Quoting the Bible and denomination founder Martin Luther, delegates sought to place the decision within their interpretation of their Lutheran faith.

"We live today with an understanding of homosexuality that did not exist in Jesus' time and culture," Tim Mumm, a lay delegate from Wisconsin and supporter of Lutherans Concerned, an gay-rights organization, said during the debate. "We are responding to something that the writers of Scripture could not have understood."


But other said the recommendations weaken the Biblical standards of the church.

"As Luther taught us, Scripture does not have a wax nose," said the Rev. Ryan Mills, a delegate representing Texas and Louisana. "It cannot be twisted into anything we want it to say. But that's just what we're doing with these following recommendations."

Conservatives tried to derail the vote, losing a ballot that would have required a supermajority of two-thirds to approve the proposal. They lost a similar vote earlier in the week.

Some critics of the proposal predicted its passage could cause individual congregations to leave the ELCA, which is what occurred to the 2 million-member Episcopal Church when it consecrated an openly gay bishop in 2003. Last month, Episcopalians voted to make gays eligible for any ordained ministry.

Most mainline Protestant churches are struggling to balance what many view as Biblical injunctions against the practice of homosexuality with the country's burgeoning gay-rights movement. Among the major mainline denominations, leaders of the Presbyterian Church (USA) recently defeated a proposal to ordain openly gay pastors, but with a much narrower margin than in previous votes. And United Methodist church leaders faced an emotional debate last year when they upheld their ban on openly gay clergy.
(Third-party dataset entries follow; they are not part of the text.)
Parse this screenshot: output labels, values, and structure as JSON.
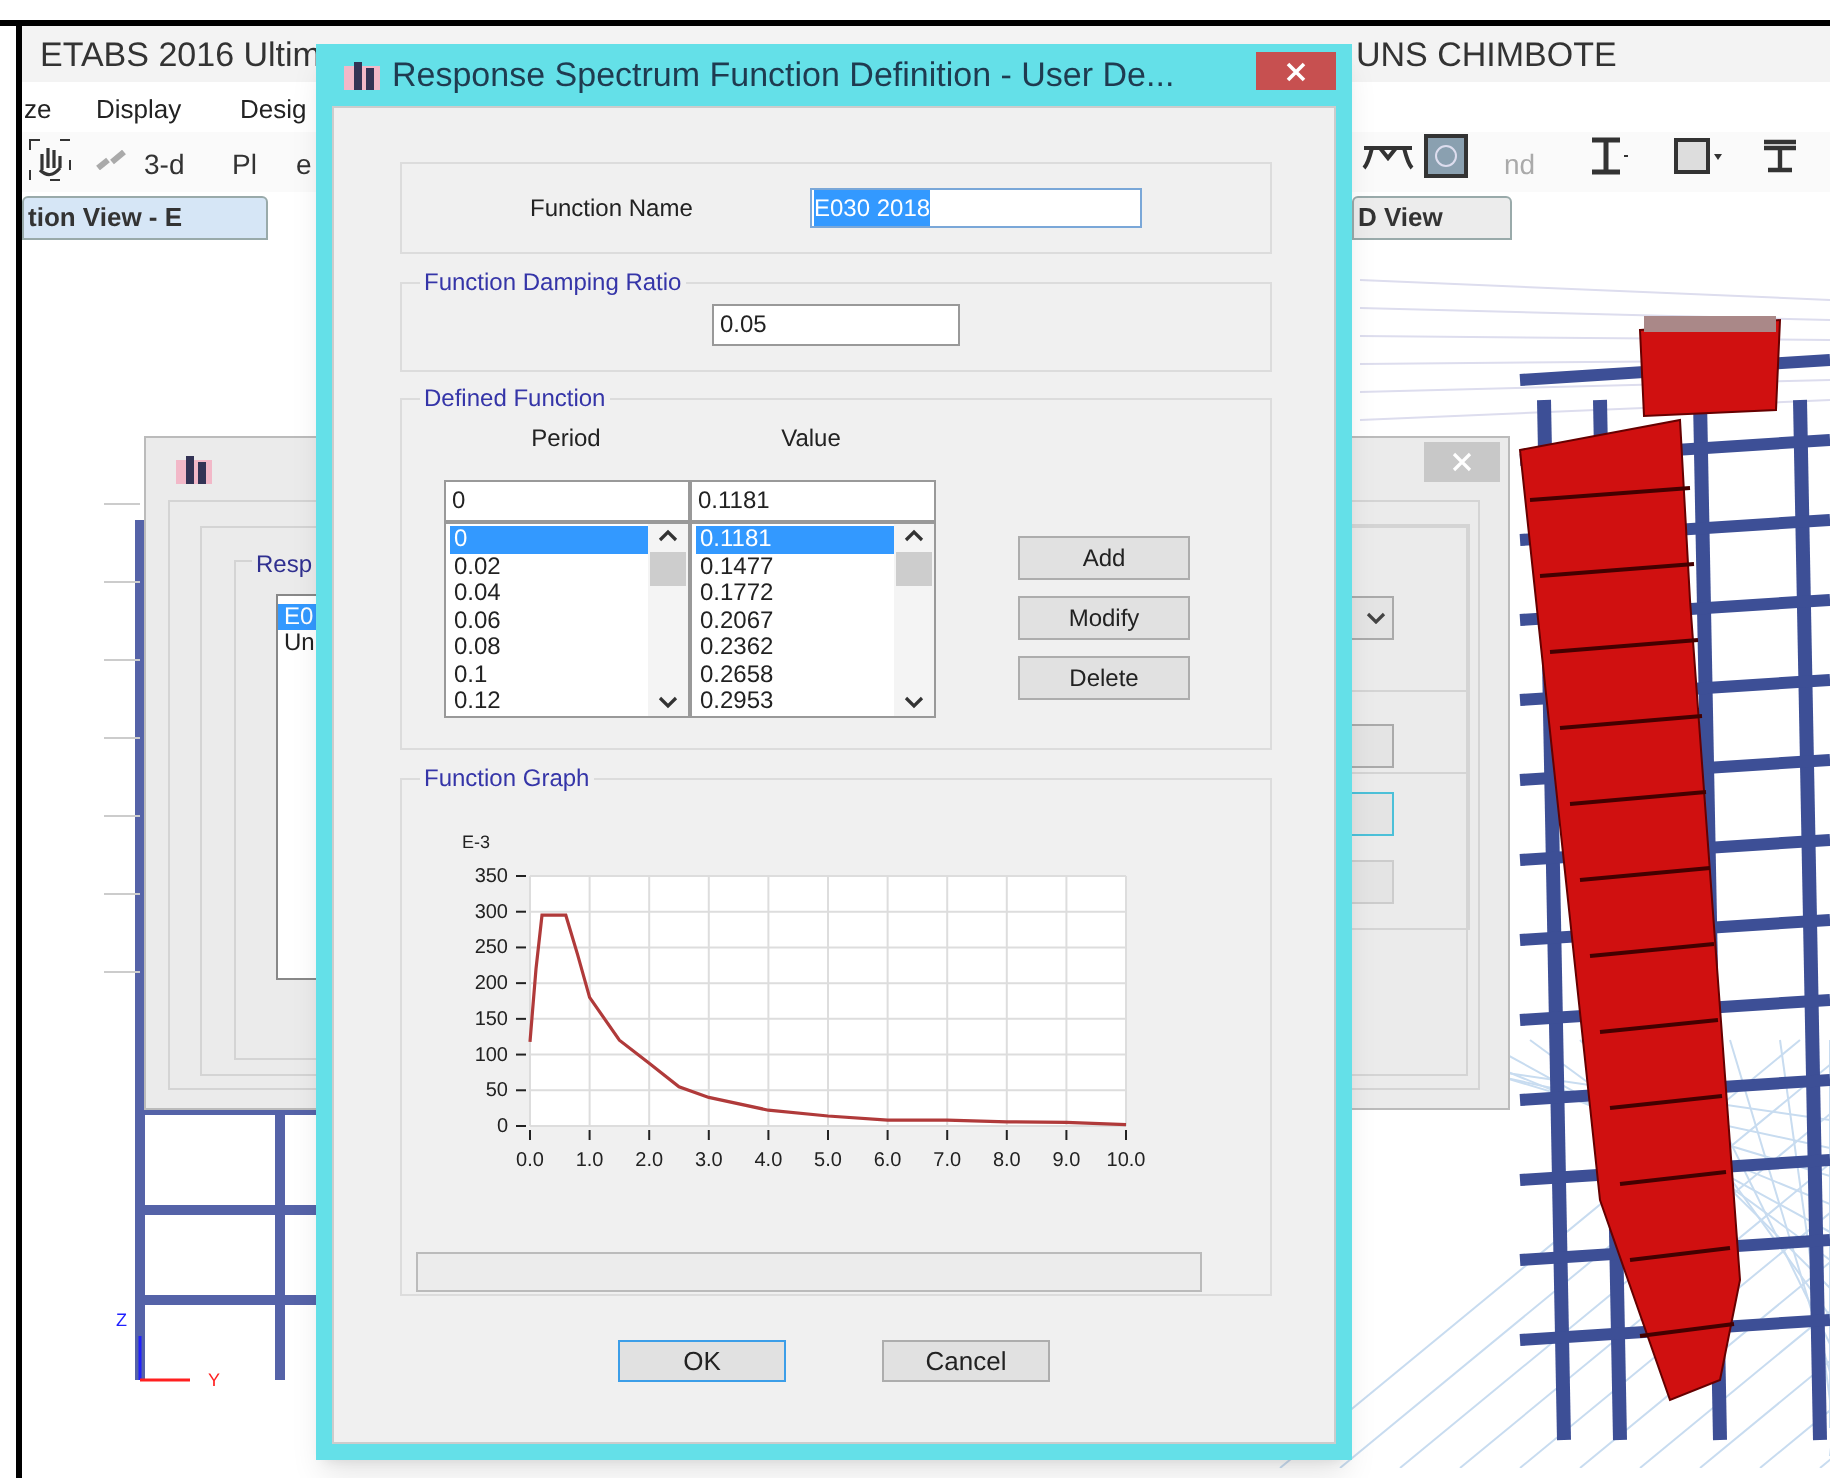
{
  "app": {
    "title_left": "ETABS 2016 Ultim",
    "title_right": "UNS CHIMBOTE",
    "menu": [
      "ze",
      "Display",
      "Desig"
    ],
    "toolbar_texts": [
      "3-d",
      "Pl",
      "e",
      "nd"
    ],
    "tabs": [
      {
        "label": "tion View - E",
        "selected": true
      },
      {
        "label": "D View",
        "selected": false
      }
    ],
    "axes": [
      "Z",
      "Y"
    ]
  },
  "background_dialog": {
    "group_label": "Resp",
    "list_items": [
      {
        "label": "E0",
        "selected": true
      },
      {
        "label": "Un",
        "selected": false
      }
    ]
  },
  "dialog": {
    "title": "Response Spectrum Function Definition - User De...",
    "function_name": {
      "label": "Function Name",
      "value": "E030 2018",
      "text_selected": true
    },
    "damping": {
      "legend": "Function Damping Ratio",
      "value": "0.05"
    },
    "defined_function": {
      "legend": "Defined Function",
      "columns": [
        "Period",
        "Value"
      ],
      "period_input": "0",
      "value_input": "0.1181",
      "rows": [
        {
          "period": "0",
          "value": "0.1181",
          "selected": true
        },
        {
          "period": "0.02",
          "value": "0.1477",
          "selected": false
        },
        {
          "period": "0.04",
          "value": "0.1772",
          "selected": false
        },
        {
          "period": "0.06",
          "value": "0.2067",
          "selected": false
        },
        {
          "period": "0.08",
          "value": "0.2362",
          "selected": false
        },
        {
          "period": "0.1",
          "value": "0.2658",
          "selected": false
        },
        {
          "period": "0.12",
          "value": "0.2953",
          "selected": false
        }
      ],
      "buttons": [
        "Add",
        "Modify",
        "Delete"
      ]
    },
    "graph": {
      "legend": "Function Graph",
      "chart_data": {
        "type": "line",
        "ylabel": "E-3",
        "x": [
          0,
          0.1,
          0.2,
          0.6,
          0.8,
          1,
          1.5,
          2,
          2.5,
          3,
          4,
          5,
          6,
          7,
          8,
          9,
          10
        ],
        "grid": true,
        "series": [
          {
            "color": "#b03a3a",
            "values": [
              118,
              220,
              295,
              295,
              240,
              180,
              120,
              88,
              55,
              40,
              22,
              14,
              8,
              8,
              6,
              5,
              2
            ]
          }
        ],
        "xlim": [
          0,
          10
        ],
        "ylim": [
          0,
          350
        ],
        "xticks": [
          {
            "value": 0,
            "label": "0.0"
          },
          {
            "value": 1,
            "label": "1.0"
          },
          {
            "value": 2,
            "label": "2.0"
          },
          {
            "value": 3,
            "label": "3.0"
          },
          {
            "value": 4,
            "label": "4.0"
          },
          {
            "value": 5,
            "label": "5.0"
          },
          {
            "value": 6,
            "label": "6.0"
          },
          {
            "value": 7,
            "label": "7.0"
          },
          {
            "value": 8,
            "label": "8.0"
          },
          {
            "value": 9,
            "label": "9.0"
          },
          {
            "value": 10,
            "label": "10.0"
          }
        ],
        "yticks": [
          0,
          50,
          100,
          150,
          200,
          250,
          300,
          350
        ]
      }
    },
    "footer_buttons": [
      {
        "label": "OK",
        "default": true
      },
      {
        "label": "Cancel",
        "default": false
      }
    ]
  }
}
"I really believe . . . what we are about to do will split the church," said ELCA delegate John Sang of Ohio during the debate.

Delegate Terri Stagner-Collier wept as she predicted that opponents would be "ripped away" from the church if the measure were approved. "I urge you not to do this -- not to do this at all," she said, "[for] these people in the pews and in my family."

In essence, the vote puts gays under the same set of rules that have govern heterosexual clergy. They are required to be monogamous if married and to abstain from sexual relations if they are single. Individual congregations would not be compelled to take on pastors who are in same-sex relationships.

The ELCA was formed in 1988 by the merger of three Lutheran organizations, and it has 10,500 churches in the United States, including 80 in the Washington area. It is generally considered the least conservative of the three major present-day Lutheran denominations, although it has a sizable conservative minority.